Lady Macbeth reads a letter: AMAZING NEWS (1.5.1-10) #DaggerDrawn #SlowShakespeare

Enter Macbeth’s Wife, alone, with a letter

LADY  [reading] ‘They met me in the day of success, and I have learned by the perfect’st report they have more in them than mortal knowledge. When I burnt in desire to question them further, they made themselves air, into which they vanished. Whiles I stood rapt in the wonder of it, came missives from the King, who all-hailed me “Thane of Cawdor”, by which title before these weyard sisters saluted me, and referred me to the coming on of time with “Hail, king that shalt be”. This have I thought good to deliver thee, my dearest partner of greatness, that thou mightst not lose the dues of rejoicing by being ignorant of what greatness is promised thee. Lay it to thy heart, and farewell’ (1.5.1-10)

 

A radical shift in tone, as the crowded, quite formal stage of the previous scene empties and gives way to Macbeth’s Wife, alone, with a letter. It’s the play’s first soliloquy—eventually—and it’s odd, because the first words she speaks are not her own, but rather Macbeth’s, as the audience must quickly work out. When last seen, Macbeth was about to travel with all possible haste home, to his wife, to prepare to host the king, but he’s sent a messenger even more quickly, unseen (riding post, an audience would infer; on a fast horse) to give her even more extraordinary news. He seems to have written and sent this letter before his meeting with the king, before Malcolm’s naming as the heir apparent, and before it’s been decided that the king will stay with them that night. It’s just a report of the encounter with the witches, yet more evidence that he’s been dwelling on it obsessively—and that he’s close enough to his wife to write immediately to tell her, rather than wait to tell her himself. Yet it’s wonderfully vague: is she mid letter as she reads, does she enter reading? It seems so; in properly dramatic fashion the letter itself, as we hear it, begins in medias res, in the middle: They met me in the day of success. Who are they? We infer, the witches, but they’re not named. (Page one, perhaps, described the battle, the chopping and the slaying, the victory, the ride across the heath and then, this encounter—with them.)
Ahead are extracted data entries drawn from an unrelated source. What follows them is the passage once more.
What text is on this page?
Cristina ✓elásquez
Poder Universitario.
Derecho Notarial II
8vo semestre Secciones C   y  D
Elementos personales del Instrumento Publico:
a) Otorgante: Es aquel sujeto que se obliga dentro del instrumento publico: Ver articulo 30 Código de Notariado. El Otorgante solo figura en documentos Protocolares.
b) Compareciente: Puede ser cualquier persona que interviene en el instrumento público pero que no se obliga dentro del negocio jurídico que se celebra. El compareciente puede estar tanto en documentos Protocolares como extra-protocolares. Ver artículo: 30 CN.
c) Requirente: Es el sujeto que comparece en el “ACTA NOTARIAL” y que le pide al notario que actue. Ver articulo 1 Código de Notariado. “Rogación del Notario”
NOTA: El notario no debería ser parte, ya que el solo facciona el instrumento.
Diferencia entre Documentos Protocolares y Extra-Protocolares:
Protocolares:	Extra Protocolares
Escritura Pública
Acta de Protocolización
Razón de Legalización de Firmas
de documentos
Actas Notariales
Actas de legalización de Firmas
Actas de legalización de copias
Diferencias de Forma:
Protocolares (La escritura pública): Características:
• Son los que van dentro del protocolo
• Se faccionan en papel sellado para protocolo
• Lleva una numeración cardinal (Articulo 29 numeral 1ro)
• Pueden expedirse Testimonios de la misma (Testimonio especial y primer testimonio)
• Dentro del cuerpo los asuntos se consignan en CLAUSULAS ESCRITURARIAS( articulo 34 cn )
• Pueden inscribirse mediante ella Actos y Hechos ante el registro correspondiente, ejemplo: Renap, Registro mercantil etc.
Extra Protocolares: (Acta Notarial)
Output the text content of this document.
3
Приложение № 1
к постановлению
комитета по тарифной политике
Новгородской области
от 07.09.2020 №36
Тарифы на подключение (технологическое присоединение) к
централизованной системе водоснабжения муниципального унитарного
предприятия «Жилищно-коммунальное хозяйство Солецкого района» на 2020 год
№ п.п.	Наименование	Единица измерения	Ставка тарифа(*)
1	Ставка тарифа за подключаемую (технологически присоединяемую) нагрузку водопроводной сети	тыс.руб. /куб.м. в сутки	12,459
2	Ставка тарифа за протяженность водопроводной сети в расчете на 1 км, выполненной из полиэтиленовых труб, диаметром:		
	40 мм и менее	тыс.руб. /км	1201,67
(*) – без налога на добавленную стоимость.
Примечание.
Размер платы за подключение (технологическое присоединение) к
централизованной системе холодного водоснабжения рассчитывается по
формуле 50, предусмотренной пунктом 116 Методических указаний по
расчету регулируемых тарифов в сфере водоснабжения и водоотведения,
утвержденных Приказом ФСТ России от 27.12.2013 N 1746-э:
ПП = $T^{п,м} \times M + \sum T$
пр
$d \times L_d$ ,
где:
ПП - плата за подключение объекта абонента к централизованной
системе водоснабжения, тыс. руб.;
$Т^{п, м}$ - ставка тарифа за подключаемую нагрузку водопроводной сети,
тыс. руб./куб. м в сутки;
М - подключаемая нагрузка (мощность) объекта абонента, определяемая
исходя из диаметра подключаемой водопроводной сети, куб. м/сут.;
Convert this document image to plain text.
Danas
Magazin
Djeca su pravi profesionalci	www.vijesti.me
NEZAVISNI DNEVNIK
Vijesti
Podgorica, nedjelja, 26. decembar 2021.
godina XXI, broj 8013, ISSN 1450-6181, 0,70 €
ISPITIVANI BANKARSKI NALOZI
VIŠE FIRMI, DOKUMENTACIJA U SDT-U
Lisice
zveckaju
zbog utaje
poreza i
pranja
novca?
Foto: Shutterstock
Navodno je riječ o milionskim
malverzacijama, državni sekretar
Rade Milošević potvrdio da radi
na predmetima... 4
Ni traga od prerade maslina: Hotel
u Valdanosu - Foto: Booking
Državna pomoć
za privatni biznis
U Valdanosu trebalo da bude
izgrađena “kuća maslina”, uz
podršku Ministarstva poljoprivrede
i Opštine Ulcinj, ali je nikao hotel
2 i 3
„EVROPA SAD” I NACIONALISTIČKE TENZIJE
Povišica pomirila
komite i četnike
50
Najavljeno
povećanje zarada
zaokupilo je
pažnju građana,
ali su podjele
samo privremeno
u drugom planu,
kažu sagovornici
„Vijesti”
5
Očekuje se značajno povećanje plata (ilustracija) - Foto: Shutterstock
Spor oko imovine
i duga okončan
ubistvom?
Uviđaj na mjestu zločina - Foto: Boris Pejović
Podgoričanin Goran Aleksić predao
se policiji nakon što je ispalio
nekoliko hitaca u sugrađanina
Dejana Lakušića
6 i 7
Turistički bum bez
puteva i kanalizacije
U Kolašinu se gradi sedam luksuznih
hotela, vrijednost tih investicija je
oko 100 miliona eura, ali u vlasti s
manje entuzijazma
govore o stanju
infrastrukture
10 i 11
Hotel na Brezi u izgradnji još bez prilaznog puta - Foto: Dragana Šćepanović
It’s clear that Macbeth wants to believe the witches, and that he wants to convince his wife of their veracity. I have learned by the perfect’st report they have more in them than mortal knowledge. They’re reliable, accurate; some of what they’ve said has already come true, in my being named Thane of Cawdor, as they predicted. They disappeared into thin air. (Already Macbeth’s narration of the scene we witnessed is overlaying our own memories of it. They did indeed vanish, just like that.) He says that he stood rapt in the wonder of it, rapt being the word applied to him by others, his being beside himself, distracted, ravished away. And then that confirmation with the king’s messengers, suggesting that, if the first part of the prophecy had come true then, with the coming on of time, I might be king. That crucial detail is given almost diffidently, wordily (referred me to the coming on of time), and the speech he reports isn’t quite what the witches said, but rather a more concise, perhaps more resonant version of it: king that shalt be.

He had to tell her, as soon as he could, addressing her as his dearest partner of greatness. It’s a striking formulation, suggesting a relationship of equality, mutuality, and trust, and that they are very much a team. He wanted her to know so that she could not lose the dues of rejoicing, lose the opportunity of celebrating as soon as possible what greatness is promised her—or at least that’s what he says. What he gets, she gets; they’re a package deal; he knows that she will enjoy his enoblement, perhaps even more than he does. And that she too will be excited by the prospect of rising still further. Perhaps by telling her he makes it real, and makes it more likely to happen. He knows already, perhaps, how she will respond, how she will be braver, more proactive, more ruthless than him. Lay it to thy heart, and farewell: keep it secret, yes, but also internalise it, nurture these prospects within you. Macbeth’s idiom is conventional, but there’s another perverse biblical echo, perhaps: when the shepherds visit the newborn Jesus, they tell Mary and Joseph what the angels have said: ‘Glory to God in the highest, and on earth peace, good will toward men’. ‘Mary kept all these things, and pondered them in her heart’. Another perverse annunciation.

The scene opens—Lady Macbeth’s role in the play opens—with an act of ventriloquism. She reads Macbeth’s words, words in which other words, the words of the witches, are also embedded. He, and they, speak in Lady Macbeth’s voice; they speak through her. It’s interestingly layered, ambivalent in terms of power and agency.